Tech startup success; big ideas don’t matter – taking action does

Megan Caywood is Chief Platform Officer at Starling Bank in the UK, a financial tech company revolutionising the personal banking experience and turning the industry inside out. Megan started out studying cognitive neuroscience but fell in love with tech after starting a business with a friend. She went on to work with two of the world’s largest financial tech companies, Xero and Intuit, before joining Starling. 

In this week’s Success Stories episode, Megan shares with Catherine Robson what the future of banking looks like and why taking action and not waiting to be chosen is the key to getting ahead in your career.


Starling Bank is one the UK’s most innovative financial tech companies and part of a wave of new grassroots ‘challenger’ banks leading a technology revolution in the industry. A digital bank with no physical branch locations, Starling’s services are delivered solely through a mobile app. The disruptive technology is set to turn the traditional banking service model on its head.

“Technology is shifting what’s possible and shifting consumer expectations, banks will increasingly have to figure out how to disrupt themselves to stay competitive. Everyone kind of calls it the Netflix moment for banking,” says Megan.

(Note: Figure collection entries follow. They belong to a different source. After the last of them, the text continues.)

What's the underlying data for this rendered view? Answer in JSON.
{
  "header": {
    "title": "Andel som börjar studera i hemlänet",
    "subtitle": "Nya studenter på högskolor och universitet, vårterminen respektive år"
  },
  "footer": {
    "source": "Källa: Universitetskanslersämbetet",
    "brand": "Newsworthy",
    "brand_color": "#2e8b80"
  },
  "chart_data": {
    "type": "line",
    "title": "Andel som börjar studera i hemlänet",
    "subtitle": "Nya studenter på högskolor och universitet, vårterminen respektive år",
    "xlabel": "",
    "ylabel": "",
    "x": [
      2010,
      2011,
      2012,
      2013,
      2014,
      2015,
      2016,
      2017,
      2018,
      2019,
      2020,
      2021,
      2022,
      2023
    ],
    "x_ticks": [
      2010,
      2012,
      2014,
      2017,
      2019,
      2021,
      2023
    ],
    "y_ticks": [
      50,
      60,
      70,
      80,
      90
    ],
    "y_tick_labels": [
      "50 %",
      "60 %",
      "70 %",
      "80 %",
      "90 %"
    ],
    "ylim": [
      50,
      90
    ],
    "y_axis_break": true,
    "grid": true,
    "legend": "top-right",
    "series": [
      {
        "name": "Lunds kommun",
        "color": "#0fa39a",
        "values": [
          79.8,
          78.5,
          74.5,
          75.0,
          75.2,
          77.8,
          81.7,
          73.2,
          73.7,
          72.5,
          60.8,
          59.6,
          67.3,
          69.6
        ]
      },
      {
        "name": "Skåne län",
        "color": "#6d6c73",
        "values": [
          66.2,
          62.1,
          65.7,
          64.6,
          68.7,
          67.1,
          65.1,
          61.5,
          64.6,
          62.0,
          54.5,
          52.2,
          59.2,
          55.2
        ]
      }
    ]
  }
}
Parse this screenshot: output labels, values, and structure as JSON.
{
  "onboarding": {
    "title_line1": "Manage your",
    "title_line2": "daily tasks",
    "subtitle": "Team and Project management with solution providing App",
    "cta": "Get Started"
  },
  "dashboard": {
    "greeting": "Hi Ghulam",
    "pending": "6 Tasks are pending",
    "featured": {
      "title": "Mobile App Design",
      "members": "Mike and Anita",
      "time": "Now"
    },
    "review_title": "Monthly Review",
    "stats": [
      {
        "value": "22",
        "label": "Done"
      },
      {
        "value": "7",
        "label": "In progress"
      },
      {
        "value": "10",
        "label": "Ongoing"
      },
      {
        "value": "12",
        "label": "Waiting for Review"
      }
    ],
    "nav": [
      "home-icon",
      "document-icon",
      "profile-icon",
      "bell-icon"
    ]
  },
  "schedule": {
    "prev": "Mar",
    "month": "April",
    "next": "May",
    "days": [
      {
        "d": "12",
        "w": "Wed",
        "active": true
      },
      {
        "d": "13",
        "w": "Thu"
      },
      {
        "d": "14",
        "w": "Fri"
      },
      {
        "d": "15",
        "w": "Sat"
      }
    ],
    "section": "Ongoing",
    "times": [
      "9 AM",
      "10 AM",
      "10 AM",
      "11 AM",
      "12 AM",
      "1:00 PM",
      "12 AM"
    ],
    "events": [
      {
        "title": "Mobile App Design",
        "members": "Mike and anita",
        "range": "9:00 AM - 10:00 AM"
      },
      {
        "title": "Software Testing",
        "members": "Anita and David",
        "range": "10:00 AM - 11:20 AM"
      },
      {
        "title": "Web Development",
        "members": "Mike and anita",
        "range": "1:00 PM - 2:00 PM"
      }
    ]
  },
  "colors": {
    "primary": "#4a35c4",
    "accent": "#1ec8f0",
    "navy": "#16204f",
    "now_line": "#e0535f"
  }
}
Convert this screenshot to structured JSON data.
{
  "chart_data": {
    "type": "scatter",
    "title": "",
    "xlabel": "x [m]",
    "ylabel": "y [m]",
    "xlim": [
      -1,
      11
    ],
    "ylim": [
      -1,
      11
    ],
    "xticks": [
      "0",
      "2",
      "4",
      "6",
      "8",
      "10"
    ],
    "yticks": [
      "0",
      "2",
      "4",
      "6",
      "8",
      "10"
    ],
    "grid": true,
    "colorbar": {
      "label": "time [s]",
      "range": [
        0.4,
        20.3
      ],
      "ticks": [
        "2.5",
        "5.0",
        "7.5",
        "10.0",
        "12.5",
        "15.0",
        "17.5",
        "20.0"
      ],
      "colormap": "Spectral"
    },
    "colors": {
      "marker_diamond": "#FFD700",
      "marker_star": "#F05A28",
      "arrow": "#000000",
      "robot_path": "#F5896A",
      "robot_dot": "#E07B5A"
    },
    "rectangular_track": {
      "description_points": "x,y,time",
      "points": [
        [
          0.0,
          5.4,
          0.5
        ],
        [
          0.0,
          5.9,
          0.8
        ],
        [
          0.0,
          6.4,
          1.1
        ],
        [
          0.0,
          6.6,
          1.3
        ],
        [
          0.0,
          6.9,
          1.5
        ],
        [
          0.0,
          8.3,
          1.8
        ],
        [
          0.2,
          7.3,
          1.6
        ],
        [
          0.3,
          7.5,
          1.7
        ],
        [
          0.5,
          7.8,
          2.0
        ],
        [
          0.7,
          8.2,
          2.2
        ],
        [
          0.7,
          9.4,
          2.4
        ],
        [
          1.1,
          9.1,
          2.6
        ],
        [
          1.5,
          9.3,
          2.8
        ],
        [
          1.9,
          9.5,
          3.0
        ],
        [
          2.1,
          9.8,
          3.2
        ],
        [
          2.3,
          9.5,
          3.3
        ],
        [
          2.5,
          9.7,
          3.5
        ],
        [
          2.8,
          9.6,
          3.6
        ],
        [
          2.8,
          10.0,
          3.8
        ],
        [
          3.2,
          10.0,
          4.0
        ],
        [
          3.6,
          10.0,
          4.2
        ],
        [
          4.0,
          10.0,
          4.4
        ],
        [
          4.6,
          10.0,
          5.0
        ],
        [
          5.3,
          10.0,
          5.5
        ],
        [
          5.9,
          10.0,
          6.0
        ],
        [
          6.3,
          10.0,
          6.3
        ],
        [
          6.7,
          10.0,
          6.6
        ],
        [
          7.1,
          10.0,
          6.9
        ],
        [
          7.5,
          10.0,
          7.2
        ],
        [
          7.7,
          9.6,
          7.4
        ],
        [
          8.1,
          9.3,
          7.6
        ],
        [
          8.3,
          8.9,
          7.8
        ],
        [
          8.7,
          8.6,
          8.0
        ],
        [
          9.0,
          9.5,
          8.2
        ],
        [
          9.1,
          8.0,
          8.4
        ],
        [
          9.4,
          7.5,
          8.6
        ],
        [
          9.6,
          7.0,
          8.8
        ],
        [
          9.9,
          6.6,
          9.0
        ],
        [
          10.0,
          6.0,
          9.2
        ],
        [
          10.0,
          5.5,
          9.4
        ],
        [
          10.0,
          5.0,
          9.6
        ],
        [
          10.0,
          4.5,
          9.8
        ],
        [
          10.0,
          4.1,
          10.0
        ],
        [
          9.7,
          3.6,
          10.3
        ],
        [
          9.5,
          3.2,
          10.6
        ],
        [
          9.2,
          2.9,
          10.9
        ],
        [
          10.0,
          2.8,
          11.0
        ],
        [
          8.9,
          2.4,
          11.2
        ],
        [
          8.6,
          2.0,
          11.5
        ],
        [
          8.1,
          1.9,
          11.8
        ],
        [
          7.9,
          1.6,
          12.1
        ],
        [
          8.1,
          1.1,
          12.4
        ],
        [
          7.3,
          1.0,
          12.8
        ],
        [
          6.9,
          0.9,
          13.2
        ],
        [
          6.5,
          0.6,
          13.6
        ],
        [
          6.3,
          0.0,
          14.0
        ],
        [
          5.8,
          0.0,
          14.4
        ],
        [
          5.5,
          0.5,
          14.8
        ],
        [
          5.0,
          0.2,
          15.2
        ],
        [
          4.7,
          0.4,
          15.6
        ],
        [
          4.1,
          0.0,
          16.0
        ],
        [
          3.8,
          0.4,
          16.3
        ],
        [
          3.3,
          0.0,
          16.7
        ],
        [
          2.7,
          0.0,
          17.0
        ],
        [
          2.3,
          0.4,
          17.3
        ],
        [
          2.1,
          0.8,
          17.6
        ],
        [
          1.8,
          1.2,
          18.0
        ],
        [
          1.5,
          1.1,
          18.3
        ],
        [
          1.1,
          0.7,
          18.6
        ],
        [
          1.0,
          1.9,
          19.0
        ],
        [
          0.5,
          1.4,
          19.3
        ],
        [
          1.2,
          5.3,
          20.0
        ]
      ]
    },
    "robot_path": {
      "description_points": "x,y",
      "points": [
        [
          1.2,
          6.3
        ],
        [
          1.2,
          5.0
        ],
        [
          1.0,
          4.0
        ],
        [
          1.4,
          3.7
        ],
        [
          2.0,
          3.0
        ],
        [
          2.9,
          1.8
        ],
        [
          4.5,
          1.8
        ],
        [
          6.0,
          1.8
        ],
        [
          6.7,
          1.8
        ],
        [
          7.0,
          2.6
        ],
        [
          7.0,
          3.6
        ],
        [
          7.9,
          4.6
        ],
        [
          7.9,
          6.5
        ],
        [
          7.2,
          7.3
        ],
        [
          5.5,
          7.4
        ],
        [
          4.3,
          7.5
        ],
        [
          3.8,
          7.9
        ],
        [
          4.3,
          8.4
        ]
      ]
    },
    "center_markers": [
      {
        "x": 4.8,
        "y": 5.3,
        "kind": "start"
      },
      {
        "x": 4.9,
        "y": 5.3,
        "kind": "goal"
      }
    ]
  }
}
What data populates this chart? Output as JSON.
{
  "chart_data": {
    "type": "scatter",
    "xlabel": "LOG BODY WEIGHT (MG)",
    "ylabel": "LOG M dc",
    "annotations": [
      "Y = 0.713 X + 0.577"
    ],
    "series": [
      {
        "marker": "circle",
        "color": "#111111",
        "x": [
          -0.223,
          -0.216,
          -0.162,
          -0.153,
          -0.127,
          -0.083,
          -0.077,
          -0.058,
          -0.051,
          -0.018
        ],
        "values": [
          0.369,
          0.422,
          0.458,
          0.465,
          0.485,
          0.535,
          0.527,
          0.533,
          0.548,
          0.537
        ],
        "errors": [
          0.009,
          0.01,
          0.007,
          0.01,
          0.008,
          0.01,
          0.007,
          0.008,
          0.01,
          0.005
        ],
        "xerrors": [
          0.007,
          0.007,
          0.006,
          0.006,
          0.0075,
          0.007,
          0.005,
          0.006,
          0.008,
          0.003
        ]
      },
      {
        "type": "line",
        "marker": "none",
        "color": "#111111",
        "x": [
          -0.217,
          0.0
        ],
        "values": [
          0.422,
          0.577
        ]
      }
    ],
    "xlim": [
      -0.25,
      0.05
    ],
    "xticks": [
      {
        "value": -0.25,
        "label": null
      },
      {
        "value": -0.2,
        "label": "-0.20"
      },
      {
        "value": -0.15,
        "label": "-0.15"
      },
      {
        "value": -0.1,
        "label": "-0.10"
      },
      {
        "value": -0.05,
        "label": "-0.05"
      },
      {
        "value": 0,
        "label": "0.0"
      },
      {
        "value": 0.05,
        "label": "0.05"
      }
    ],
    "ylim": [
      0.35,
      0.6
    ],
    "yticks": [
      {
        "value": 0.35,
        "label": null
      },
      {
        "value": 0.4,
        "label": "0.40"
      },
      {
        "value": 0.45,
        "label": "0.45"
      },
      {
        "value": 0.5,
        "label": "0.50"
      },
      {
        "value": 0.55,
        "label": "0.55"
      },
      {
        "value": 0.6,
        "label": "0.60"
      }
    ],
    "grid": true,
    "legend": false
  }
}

Instead of building out a suite of traditional banking products, Starling relies on its marketplace, an “app store of financial services products” to service the other financial needs of its customers, like mortgage and wealth management products.

“Rather than having to build out and reinvent the wheel for each of those specific verticals, instead, we could integrate them,” explains Megan. This frees up Starling to be laser-focused on doing one thing really well; everyday transactional banking. 

It’s a model that keeps Starling agile and able to move swiftly to keep up with evolving customer expectations and technology.

This marketplace of financial products also amplifies consumer choice and allows for multiple financial transactions across various providers to integrate seamlessly in one platform; all viewed by the customer on a single dashboard.

She’s found herself at the centre of a global shift in banking technology, but Megan didn’t always have her sights set on a career in tech. Studying cognitive neuroscience as an undergrad at Pepperdine University, she also did a research internship at Yale but decided tech was the place for her when she founded a business with a friend at University.

“I’d never worked in software development but it was so creative, so agile and collaborative in this small cross-functional team, and I loved it,” she recalls.

She landed a job at fintech company Intuit, an accounting platform known globally for their staple software QuickBooks. With no tech or coding background, being paired with a VP mentor helped her get a handle on things quickly. Finding the right mentor is critical for startup founders, believes Megan.

“If you find someone who’s done what you want to do, you don’t have to make all the mistakes yourself. You can learn from their experience, which is really helpful and inspiring”.

Megan is the poster child of leading with initiative and making moves to steer her career it the direction she wants to go. At Inuit, she was keen to work on the company’s leading initiative at the time, so she scoped the project and developed a strategy before even landing the role as product manager.

“They probably thought I was crazy, but they ended up giving me the position,” she says.

This idea of just taking action and going after what you want is Megan’s advice for startup founders too. Big ideas aren’t enough, it’s the execution that counts.

“Just start taking action to move in a direction. Don’t just kind of wait until all the stars align and everything is perfectly mapped out,” she says. 

The frenetic ‘move fast and break stuff’ culture in the tech startup world isn’t for entrepreneurs without stamina or who aren’t prepared to give up a balanced life, at least for a little while.

“Balance is hard in a startup. Maybe that’s one thing to concede if you want to be entrepreneurial, maybe for a period of time you won’t have balance. For me, I think it’s important to carve out periods of time that are just for you”.

Although she admits she’s not great switching off when it comes to email, when she does carve out time for herself, it looks like being outdoors; running and hiking with her husband.

Megan recommends The Lean Start Up from Eric Ries and The Hard Thing About Hard Things; Building A Business When There Are No Easy Answers from Ben Horowitz one of Silicon Valley’s most respected entrepreneurs.